Crews respond to an oil spill in Talmadge Creek, a tributary to the Kalamazoo River, in 2010. It’s one of the largest inland oil spills in U.S. history.
U.S. Environmental Protection Agency
Crews respond to an oil spill in Talmadge Creek, a tributary to the Kalamazoo River, in 2010. It’s one of the largest inland oil spills in U.S. history.

A year ago today, a controversial pipeline in the Straits of Mackinac was supposed to shut down. At least that’s what Michigan’s Gov. Gretchen Whitmer said. The Canadian energy company Enbridge challenged that order, and oil still flows under the Straits today.

Line 5 has delivered energy through the Upper Great Lakes since 1953. But environmentalists didn’t start sounding the alarm about the twin pipes until a catastrophic oil spill in 2010. That’s when another Enbridge pipeline burst, sending over a million gallons of crude oil down the Kalamazoo River. Birds were covered in a thick, black sheen. People along the river got sick from toxic chemicals.

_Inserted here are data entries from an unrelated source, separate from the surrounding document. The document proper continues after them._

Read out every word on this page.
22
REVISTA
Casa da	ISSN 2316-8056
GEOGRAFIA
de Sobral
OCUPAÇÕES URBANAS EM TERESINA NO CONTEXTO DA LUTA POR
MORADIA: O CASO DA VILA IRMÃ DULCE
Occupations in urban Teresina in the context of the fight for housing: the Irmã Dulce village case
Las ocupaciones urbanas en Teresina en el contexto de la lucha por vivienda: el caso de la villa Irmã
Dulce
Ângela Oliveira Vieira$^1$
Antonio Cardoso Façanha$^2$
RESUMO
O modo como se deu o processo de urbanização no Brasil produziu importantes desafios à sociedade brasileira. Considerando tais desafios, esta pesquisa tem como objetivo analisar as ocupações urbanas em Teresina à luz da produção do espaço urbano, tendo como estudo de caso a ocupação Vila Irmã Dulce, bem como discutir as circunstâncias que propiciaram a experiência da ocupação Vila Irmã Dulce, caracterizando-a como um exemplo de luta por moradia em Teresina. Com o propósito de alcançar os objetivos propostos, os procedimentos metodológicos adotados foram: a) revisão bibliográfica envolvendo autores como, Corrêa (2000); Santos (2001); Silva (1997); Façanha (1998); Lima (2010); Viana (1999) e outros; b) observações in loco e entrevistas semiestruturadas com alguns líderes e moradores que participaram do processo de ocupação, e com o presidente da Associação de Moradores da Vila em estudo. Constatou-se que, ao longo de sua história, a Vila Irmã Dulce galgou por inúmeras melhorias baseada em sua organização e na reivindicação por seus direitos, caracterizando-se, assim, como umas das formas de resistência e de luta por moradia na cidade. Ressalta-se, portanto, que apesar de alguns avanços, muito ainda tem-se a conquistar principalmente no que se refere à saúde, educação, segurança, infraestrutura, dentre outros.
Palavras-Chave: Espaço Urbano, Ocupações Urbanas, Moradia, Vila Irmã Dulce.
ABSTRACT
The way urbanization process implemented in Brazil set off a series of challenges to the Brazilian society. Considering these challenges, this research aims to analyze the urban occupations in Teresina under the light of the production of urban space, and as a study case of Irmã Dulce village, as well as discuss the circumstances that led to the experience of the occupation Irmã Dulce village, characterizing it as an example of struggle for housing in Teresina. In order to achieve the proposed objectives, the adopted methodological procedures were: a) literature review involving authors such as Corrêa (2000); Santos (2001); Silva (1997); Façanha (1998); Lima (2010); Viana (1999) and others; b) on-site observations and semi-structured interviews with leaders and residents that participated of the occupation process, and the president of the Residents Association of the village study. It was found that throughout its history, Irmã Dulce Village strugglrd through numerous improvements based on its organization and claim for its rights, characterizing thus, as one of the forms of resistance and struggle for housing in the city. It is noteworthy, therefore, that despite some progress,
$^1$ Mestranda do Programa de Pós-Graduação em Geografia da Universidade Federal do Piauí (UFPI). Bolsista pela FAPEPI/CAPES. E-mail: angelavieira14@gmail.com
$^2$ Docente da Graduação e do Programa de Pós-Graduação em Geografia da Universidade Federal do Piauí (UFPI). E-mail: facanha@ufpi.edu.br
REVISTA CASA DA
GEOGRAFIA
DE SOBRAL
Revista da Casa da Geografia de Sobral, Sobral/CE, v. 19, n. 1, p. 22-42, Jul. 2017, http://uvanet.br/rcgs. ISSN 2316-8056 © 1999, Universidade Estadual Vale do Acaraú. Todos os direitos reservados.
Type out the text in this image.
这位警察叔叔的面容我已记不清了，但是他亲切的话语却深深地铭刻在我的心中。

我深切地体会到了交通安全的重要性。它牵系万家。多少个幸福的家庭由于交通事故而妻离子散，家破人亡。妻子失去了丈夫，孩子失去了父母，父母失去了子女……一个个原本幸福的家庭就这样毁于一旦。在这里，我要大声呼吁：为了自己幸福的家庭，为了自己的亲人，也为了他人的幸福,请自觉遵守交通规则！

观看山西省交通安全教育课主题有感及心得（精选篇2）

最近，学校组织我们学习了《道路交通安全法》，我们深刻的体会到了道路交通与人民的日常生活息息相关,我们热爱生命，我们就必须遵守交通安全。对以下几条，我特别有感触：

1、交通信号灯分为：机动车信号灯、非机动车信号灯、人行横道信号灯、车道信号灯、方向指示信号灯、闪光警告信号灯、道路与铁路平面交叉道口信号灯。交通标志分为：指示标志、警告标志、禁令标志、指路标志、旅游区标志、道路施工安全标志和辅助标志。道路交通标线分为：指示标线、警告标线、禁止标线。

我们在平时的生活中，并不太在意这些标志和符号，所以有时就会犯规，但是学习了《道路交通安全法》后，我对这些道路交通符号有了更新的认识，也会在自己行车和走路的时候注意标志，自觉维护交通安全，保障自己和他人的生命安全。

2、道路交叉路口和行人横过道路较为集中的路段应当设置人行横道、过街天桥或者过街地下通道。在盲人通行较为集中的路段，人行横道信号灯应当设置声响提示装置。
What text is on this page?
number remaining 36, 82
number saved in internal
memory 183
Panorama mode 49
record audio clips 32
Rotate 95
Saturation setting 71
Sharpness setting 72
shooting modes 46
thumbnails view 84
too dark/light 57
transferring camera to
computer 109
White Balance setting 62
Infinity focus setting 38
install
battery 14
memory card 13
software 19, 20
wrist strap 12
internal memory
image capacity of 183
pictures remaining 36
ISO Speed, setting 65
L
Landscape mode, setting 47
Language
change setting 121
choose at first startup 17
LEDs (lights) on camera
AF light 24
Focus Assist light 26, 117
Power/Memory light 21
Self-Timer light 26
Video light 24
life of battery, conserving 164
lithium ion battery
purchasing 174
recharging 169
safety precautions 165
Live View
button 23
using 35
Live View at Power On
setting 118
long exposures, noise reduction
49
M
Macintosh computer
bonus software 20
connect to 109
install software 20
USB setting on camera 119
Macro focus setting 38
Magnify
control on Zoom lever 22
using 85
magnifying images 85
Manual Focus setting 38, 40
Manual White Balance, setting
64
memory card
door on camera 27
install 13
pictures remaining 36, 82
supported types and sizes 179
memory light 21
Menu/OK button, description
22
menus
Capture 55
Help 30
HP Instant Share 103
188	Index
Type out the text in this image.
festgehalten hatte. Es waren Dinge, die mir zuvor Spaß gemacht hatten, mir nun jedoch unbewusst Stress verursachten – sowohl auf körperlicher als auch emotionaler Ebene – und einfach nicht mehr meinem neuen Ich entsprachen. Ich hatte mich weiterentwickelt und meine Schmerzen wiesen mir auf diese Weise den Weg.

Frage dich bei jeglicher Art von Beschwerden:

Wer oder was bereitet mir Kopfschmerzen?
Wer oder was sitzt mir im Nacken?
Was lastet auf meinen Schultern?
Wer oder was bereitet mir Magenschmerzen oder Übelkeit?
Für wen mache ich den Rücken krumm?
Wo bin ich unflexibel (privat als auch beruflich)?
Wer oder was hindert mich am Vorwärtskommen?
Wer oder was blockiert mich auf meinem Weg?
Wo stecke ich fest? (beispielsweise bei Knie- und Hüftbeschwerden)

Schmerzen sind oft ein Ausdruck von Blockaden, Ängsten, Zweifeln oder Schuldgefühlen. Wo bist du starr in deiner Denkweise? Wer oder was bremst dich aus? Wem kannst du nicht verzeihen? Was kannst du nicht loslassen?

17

This episode, we look at that pivotal event. Enbridge says it changed the way they operate. And many Michiganders say it changed the way they view pipelines — and Enbridge — forever.

It’s part one of a two part series on Points North. There’s no safe way to move crude oil across a continent. But what risks are we willing to take to transport it – and who bears the brunt of those risks?

Credits:
Host: Morgan Springer
Producer: Patrick Shea
Editor: Morgan Springer
Editing Support: Peter Payette & Taylor Wizner
Music: Marlin Ledin & Santah

TRANSCRIPT:

MORGAN SPRINGER, HOST: One year ago today, hundreds of people marched towards the Straits of Mackinac, where lakes Michigan and Huron meet.

Governor Gretchen Whitmer had ordered the shutdown of Line 5 beneath the Straits of Mackinac.

PROTESTORS: What do we want? Shut down. When do we want it? Now.

SPRINGER: Enbridge owns and operates the pipeline, which carries crude oil and natural gas liquids along the lakebed for four miles. It’s just one small leg of Line 5’s route from northern Wisconsin to the southern part of Ontario, Canada.

Gov. Whitmer gave Enbridge six months to stop the flow of oil through the Straits. Those six months were up.

PROTESTORS: Enbridge, Enbridge you gotta go!

SPRINGER: Like Whitmer, these demonstrators say Line 5 is outdated. Unsafe. An unacceptable threat to the Great Lakes.

SEAN MCBREARTY: I wanna read the eviction notice we just put on Enbridge’s door here…

SPRINGER: On the microphone is Sean McBrearty – legislative and policy director for Michigan Clean Water Action.

MCBREARTY: ...Concerned citizens of Michigan direct Enbridge, a foreign oil company, to immediately abandon operating Line 5 pipelines in the Straits of Mackinac…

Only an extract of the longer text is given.